I did briefly try making settings collapsible inline instead, with expand/collapse sections in the inspector. Built it, shipped it, used it for an hour, hated it, reverted it. Collapsibles are fine for long forms but Project Settings is short enough that a dedicated dialog is just better. One of those “the thing that looked elegant was wrong” moments.
New keyboard shortcuts
The shortcut picture after this session:
- Space. Create dialog
- Tab: fuzzy search at cursor
- Shift Shift: search everywhere
- Ctrl+S / Ctrl+O. save / load
- Ctrl+E / Ctrl+Shift+E. screenshot / sequence
- Ctrl+C / Ctrl+V / Ctrl+X / Ctrl+D: copy, paste, cut, duplicate
- Ctrl+Z / Ctrl+Y: undo, redo
- Ctrl+,. Project Settings dialog
- Ctrl+B: toggle browser panel
- Ctrl+I: toggle inspector panel
- F5: toggle output window
- F9: toggle log level
The goal is that you can do any common operation without touching a menu. Menus are for discovery; shortcuts are for flow. Right now I’m at about 85% shortcut coverage for the operations I do every day, and that’s starting to feel like the right number.
Typography: JetBrains Mono everywhere
The egui default font is fine. It’s readable, it’s compact, it works. But it’s also generic, and it doesn’t match the visual language I want Lux to have. This is a tool built for people who care about type.
So: JetBrains Mono is now the primary font for every piece of egui text in the editor. Panels, inspector labels, tooltips, search results, dialog text, all of it. JetBrains Mono is a monospace designed for developer tooling, with clear distinction between l, 1, I, and |, readable at small sizes, and with a visual weight that feels deliberate instead of default.

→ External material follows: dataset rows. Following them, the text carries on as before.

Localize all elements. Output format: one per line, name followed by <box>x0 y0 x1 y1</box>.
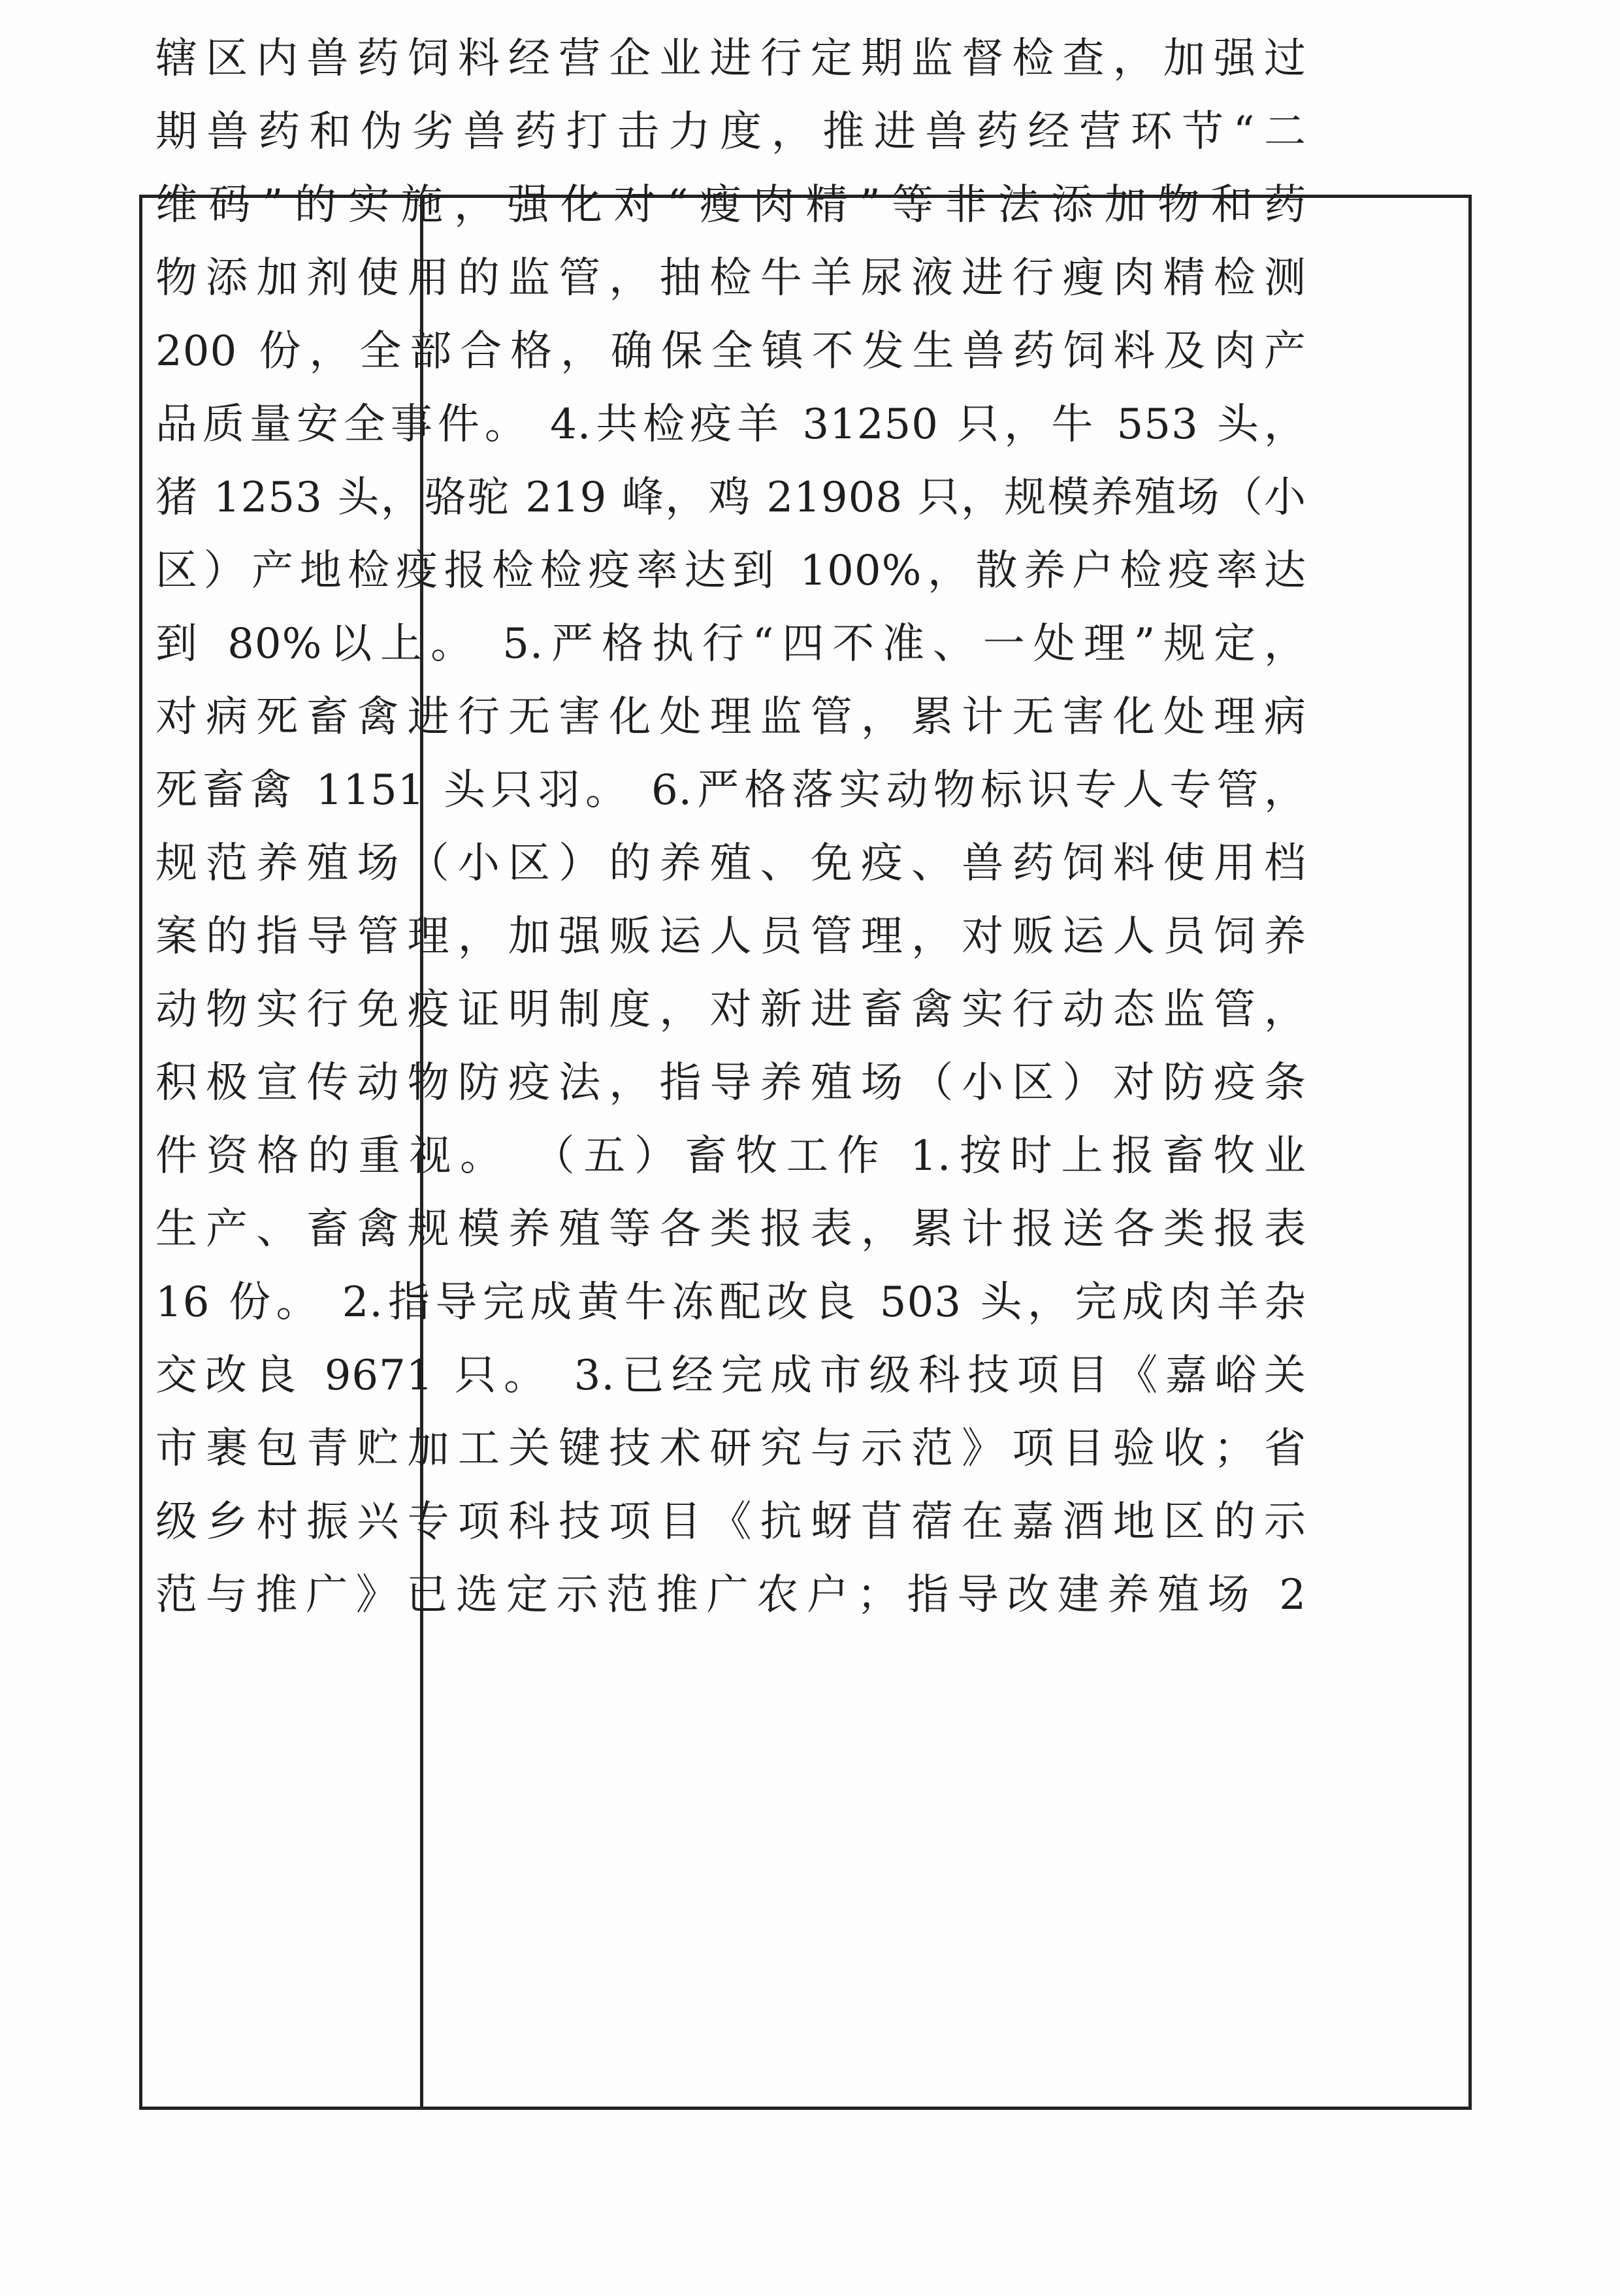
text-line: 辖区内兽药饲料经营企业进行定期监督检查，加强过 <box>155 35 1306 83</box>
text-line: 对病死畜禽进行无害化处理监管，累计无害化处理病 <box>155 693 1306 741</box>
text-line: 件资格的重视。 （五）畜牧工作 1.按时上报畜牧业 <box>155 1132 1306 1180</box>
text-line: 积极宣传动物防疫法，指导养殖场（小区）对防疫条 <box>155 1059 1306 1107</box>
text-line: 16 份。 2.指导完成黄牛冻配改良 503 头，完成肉羊杂 <box>155 1278 1306 1327</box>
text-line: 死畜禽 1151 头只羽。 6.严格落实动物标识专人专管， <box>155 766 1306 815</box>
text-line: 规范养殖场（小区）的养殖、免疫、兽药饲料使用档 <box>155 839 1306 888</box>
report-body-text <box>155 22 1306 1632</box>
text-line: 猪 1253 头，骆驼 219 峰，鸡 21908 只，规模养殖场（小 <box>155 474 1306 522</box>
text-line: 到 80%以上。 5.严格执行“四不准、一处理”规定， <box>155 620 1306 668</box>
text-line: 市裹包青贮加工关键技术研究与示范》项目验收；省 <box>155 1425 1306 1473</box>
text-line: 生产、畜禽规模养殖等各类报表，累计报送各类报表 <box>155 1205 1306 1253</box>
text-line: 品质量安全事件。 4.共检疫羊 31250 只，牛 553 头， <box>155 400 1306 449</box>
text-line: 动物实行免疫证明制度，对新进畜禽实行动态监管， <box>155 986 1306 1034</box>
text-line: 级乡村振兴专项科技项目《抗蚜苜蓿在嘉酒地区的示 <box>155 1498 1306 1546</box>
text-line: 期兽药和伪劣兽药打击力度，推进兽药经营环节“二 <box>155 108 1306 156</box>
text-line: 范与推广》已选定示范推广农户；指导改建养殖场 2 <box>155 1571 1306 1619</box>
text-line: 200 份，全部合格，确保全镇不发生兽药饲料及肉产 <box>155 327 1306 376</box>
text-line: 维码”的实施，强化对“瘦肉精”等非法添加物和药 <box>155 181 1306 229</box>
text-line: 案的指导管理，加强贩运人员管理，对贩运人员饲养 <box>155 913 1306 961</box>
text-line: 区）产地检疫报检检疫率达到 100%，散养户检疫率达 <box>155 547 1306 595</box>
text-line: 交改良 9671 只。 3.已经完成市级科技项目《嘉峪关 <box>155 1351 1306 1400</box>
text-line: 物添加剂使用的监管，抽检牛羊尿液进行瘦肉精检测 <box>155 254 1306 302</box>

The font is embedded in the binary via include_bytes!. No runtime font loading, no network fetch, no platform differences. One font file, 274KB, always present.
Lucide icons
Text buttons are readable but busy. Icons are compact but unclear unless they’re good. The best path forward is a proper icon font with a consistent visual language, and for that I’m using Lucide, an open-source fork of Feather icons with hundreds of glyphs, all designed to the same stroke weight and style.
Lucide ships as an OTF with each icon at a private-use Unicode codepoint, I embedded the TTF as a fallback font alongside JetBrains Mono, and built a constants module with 100+ named icon constants verified against the actual font’s cmap table. You reference icons by name in code:
ui.button(format!("{} Save", icons::SAVE));
The same Merge reorder UI that ships alongside this typography work uses Lucide icons for the grab handle and the up/down chevrons instead of hand-painted shapes. Small change, much cleaner result.
There was one iteration where the icons weren’t rendering: egui was loading the font but the cmap lookup was finding empty glyphs for the codepoints I was using. Turned out I was referencing icon names that Lucide had renamed in a recent release. Verified every constant against the actual TTF cmap table, fixed the six names that had drifted, and it worked. Now there’s a test that opens the font and checks every icon constant resolves to a non-empty glyph.
What the editor looks like now
A canvas. Nothing else until you click something. Click a node and an inspector slides in with JetBrains Mono text and Lucide icons. Press Ctrl+, and a floating settings dialog appears with the same visual language. Everything else (browser, search, create dialog) is modal and goes away when you’re done with it.
The canvas is the tool. Everything else is a guest.